Nuclear weapons are distinguished above all by their unparalleled destructive power. Their singularity, from a moral point of view, lies in the fact that the use of just a few would carry the user beyond every historical benchmark of indiscriminate mass slaughter. Is it necessary, fifty-three years after Hiroshima, to rehearse the basic facts? Suffice it to recall the old rule of thumb that one bomb can destroy one city. A large nuclear weapon today may possess a thousand times the explosive power of the bomb that destroyed Hiroshima-far more than enough to annihilate any city on earth. A single Trident II submarine has the capacity to deliver nearly two hundred warheads, which could lay waste any nation, giving another rule of thumb: one boat, one nation. The use of a mere dozen nuclear weapons against, say, the dozen largest cities of the Untied States, Russia, or China, causing tens of millions of deaths, would be a human catastrophe without parallel. The use of a few hundred nuclear weapons, not to speak of a thousand, would raise these already incomprehensible losses by an order of magnitude, leaving the imagination in the dust. Because so few weapons can kill so many people, even far-reaching disarmament proposals would leave us implicated in plans for unprecedented slaughter of innocent people. The sole measure that could have freed us from this burden was abolition. But abolition, as long as the Cold War lasted, was ruled out…

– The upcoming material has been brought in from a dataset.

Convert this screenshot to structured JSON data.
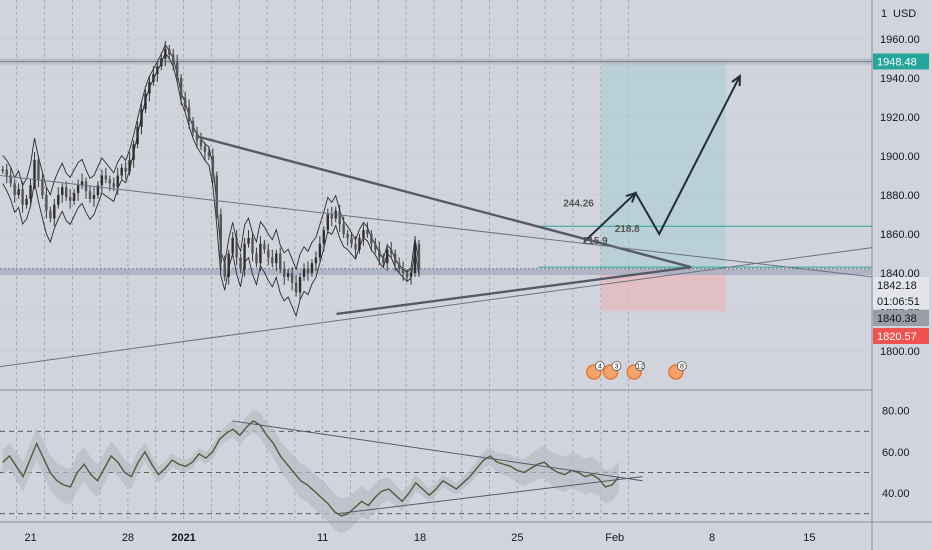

The experience of our [twentieth] century taught us that genocide was the worst of all crimes, but a nuclear "priesthood" taught us that to threaten it, and even to carry it out, not only was justifiable but was our inescapable duty. Every scruple in the human conscience declared that we must never risk extinguishing our species-the supreme crime against humanity, and the only crime greater than genocide-but solemn doctrine declared that it was essential to threaten this act. All thoughts that led toward other conclusions had to go unthought-and unacted upon. These were the truly "unthinkable" thoughts of the Cold War period…
Today, the terms of the nuclear predicament have been altered fundamentally. The barrier of impossibility has fallen. The Soviet Union has unexpectedly-almost magically-cleared itself out of the way. Gone is the murderous, implacable hostility between global rivals… What distinguishes our moment is that, for the first time since the invention of the weapons, it is entirely reasonable to believe that the goal actually can be reached. The opportunity for action that has now opened up is, above all else, an opportunity to heal our fractured selves. It is an opportunity to end the forced cohabitation with horror, the shotgun wedding with final absurdity-to snap out of the trance of the Cord War, annul the suicide pact dictated by the doctrine of deterrence, and take the step that alone can free us from nuclear danger and corruption-namely, the abolition of nuclear weapons.